Hbase is very good at this kind of thing.
Depending on your aggregation needs OpenTSDB might be interesting since they
store and query against large amounts of time ordered data similar to what
you want to do.
It isn't clear to whether your data is primarily about current state or
about time-embedded state transitions. You can easily store both in hbase,
but the arrangements will be a bit different.
On Wed, Apr 13, 2011 at 6:12 PM, Sam Seigal <[EMAIL PROTECTED]> wrote:
> I have a requirement where I have large sets of incoming data into a
> system I own.
> A single unit of data in this set has a set of immutable attributes +
> state attached to it. The state is dynamic and can change at any time.
> What is the best way to run analytical queries on data of such nature
> One way is to maintain this data in a separate store, take a snapshot
> in point of time, and then import into the HDFS filesystem for
> analysis using Hadoop Map-Reduce. I do not see this approach scaling,
> since moving data is obviously expensive.

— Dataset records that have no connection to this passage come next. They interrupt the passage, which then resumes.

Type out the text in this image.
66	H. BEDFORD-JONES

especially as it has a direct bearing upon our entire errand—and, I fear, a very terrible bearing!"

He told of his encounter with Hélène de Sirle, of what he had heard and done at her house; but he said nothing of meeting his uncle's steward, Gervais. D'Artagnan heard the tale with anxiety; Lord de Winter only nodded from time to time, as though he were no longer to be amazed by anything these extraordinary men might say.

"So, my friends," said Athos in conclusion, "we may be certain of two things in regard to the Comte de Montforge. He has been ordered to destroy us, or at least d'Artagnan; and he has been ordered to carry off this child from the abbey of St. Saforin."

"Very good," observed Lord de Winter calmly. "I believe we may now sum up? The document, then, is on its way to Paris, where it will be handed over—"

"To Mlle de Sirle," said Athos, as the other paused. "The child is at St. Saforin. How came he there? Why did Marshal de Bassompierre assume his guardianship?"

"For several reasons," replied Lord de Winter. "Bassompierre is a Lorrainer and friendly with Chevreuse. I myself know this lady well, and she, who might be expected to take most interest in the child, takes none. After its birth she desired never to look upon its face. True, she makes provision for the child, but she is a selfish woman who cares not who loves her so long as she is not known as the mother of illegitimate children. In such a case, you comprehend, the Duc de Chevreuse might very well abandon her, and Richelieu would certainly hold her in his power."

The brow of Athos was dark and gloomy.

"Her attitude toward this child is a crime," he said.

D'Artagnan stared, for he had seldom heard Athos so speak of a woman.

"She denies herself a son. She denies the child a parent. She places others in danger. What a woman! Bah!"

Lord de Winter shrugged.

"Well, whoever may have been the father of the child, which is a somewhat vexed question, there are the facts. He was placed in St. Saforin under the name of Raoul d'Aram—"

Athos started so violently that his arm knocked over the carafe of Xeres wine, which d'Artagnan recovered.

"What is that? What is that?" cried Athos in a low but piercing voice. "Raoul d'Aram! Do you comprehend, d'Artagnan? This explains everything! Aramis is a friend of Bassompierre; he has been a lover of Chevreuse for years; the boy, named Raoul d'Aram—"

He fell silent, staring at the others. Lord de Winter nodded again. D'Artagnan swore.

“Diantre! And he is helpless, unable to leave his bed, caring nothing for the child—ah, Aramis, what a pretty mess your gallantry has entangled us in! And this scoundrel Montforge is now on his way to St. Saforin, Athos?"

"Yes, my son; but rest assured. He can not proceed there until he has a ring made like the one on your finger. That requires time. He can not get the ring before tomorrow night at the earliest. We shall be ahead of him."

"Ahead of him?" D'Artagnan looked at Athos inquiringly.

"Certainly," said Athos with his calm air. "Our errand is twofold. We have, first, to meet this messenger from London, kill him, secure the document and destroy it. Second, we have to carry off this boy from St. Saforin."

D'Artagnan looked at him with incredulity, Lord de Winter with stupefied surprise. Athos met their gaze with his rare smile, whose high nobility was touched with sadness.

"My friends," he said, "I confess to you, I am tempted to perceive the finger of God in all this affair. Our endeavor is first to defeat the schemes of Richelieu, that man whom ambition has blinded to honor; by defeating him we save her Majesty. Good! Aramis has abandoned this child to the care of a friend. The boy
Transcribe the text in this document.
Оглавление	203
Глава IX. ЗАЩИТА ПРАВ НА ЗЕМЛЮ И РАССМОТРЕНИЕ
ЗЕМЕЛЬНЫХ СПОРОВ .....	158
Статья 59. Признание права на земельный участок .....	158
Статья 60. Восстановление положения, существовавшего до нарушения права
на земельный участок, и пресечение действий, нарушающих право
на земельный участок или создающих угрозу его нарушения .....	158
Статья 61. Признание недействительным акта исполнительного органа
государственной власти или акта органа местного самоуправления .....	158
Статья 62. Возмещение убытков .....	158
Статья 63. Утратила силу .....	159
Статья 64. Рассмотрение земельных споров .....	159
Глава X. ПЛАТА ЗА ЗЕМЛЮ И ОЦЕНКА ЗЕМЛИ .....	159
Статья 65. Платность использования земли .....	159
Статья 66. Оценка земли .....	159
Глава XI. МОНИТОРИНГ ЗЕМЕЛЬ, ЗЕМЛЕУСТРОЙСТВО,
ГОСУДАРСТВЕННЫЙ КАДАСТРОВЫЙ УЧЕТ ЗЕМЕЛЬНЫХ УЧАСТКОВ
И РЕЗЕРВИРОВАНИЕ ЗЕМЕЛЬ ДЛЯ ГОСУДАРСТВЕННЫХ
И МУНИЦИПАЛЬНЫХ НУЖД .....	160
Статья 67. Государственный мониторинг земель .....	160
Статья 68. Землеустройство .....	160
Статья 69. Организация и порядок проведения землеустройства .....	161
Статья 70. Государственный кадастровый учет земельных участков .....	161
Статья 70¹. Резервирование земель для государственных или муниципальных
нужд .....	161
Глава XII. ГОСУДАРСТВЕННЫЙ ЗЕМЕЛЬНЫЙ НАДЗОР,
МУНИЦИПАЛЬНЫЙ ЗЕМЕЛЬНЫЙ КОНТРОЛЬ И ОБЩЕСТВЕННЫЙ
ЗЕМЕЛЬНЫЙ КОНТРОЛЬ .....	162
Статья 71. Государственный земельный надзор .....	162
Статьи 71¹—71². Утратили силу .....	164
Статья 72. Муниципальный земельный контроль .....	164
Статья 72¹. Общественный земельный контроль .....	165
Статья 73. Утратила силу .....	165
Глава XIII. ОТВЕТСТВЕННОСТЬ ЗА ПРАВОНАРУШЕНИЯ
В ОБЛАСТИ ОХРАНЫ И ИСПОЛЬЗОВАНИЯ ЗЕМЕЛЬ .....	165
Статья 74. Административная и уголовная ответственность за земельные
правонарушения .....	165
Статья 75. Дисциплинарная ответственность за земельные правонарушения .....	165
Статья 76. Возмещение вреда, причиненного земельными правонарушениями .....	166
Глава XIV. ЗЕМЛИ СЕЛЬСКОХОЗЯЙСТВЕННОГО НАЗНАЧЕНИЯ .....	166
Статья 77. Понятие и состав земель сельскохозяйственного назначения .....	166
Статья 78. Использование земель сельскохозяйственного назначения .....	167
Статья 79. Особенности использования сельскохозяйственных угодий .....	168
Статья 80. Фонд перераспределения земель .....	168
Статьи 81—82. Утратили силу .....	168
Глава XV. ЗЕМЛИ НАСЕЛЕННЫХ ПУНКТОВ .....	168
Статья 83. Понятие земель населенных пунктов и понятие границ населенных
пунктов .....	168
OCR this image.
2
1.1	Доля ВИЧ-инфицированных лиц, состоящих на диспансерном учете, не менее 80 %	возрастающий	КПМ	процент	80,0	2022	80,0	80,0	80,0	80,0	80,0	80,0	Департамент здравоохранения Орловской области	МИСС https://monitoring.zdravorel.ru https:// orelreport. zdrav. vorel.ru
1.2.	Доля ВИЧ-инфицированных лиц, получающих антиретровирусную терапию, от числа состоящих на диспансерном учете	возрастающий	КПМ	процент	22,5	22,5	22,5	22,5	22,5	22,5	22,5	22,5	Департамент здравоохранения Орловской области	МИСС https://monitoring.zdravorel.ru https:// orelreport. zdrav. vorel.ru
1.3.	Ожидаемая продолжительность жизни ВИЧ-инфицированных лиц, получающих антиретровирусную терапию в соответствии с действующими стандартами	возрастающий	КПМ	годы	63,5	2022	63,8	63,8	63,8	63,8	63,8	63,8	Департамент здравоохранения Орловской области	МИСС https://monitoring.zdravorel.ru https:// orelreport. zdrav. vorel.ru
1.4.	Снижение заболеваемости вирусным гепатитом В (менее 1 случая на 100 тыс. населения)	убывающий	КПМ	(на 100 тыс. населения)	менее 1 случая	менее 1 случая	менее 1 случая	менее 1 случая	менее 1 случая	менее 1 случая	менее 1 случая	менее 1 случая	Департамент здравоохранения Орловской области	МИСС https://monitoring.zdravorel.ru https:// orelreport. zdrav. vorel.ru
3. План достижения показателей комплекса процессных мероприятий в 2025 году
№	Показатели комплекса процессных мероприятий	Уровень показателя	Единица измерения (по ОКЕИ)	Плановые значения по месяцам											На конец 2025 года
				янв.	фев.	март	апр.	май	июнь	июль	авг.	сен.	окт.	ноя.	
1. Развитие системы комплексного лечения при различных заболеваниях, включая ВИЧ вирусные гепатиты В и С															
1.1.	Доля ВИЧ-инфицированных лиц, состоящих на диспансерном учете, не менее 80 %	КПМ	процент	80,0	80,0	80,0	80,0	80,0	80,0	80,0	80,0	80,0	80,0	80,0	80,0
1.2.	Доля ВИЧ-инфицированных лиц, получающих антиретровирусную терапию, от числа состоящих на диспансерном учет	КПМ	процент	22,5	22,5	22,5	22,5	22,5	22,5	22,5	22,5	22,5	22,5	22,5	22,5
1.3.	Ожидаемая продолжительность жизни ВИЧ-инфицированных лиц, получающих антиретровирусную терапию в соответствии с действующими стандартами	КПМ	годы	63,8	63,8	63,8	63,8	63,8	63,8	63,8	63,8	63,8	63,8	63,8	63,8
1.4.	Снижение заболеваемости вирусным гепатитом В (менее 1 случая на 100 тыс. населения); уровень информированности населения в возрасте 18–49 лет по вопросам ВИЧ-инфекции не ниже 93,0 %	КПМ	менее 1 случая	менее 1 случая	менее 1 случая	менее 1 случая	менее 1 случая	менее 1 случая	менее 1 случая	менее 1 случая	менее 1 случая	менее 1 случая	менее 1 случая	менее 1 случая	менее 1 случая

> If i was to directly maintain this data as Sequence Files in HDFS, how
> would updates work ?
> I am new to Hadoop/HDFS , so any suggestions/critique is welcome. I
> know that HBase works around this problem through multi version
> concurrency control techniques. Is that the only option ? Are there
> any alternatives ?
> Also note that all aggregation and analysis I want to do is time based
> i.e. sum of x on pivot y over a day, 2 days, week, month etc. For such
> use cases, is it advisable to use HDFS directly or use systems built
> on top of hadoop like Hive or Hbase ?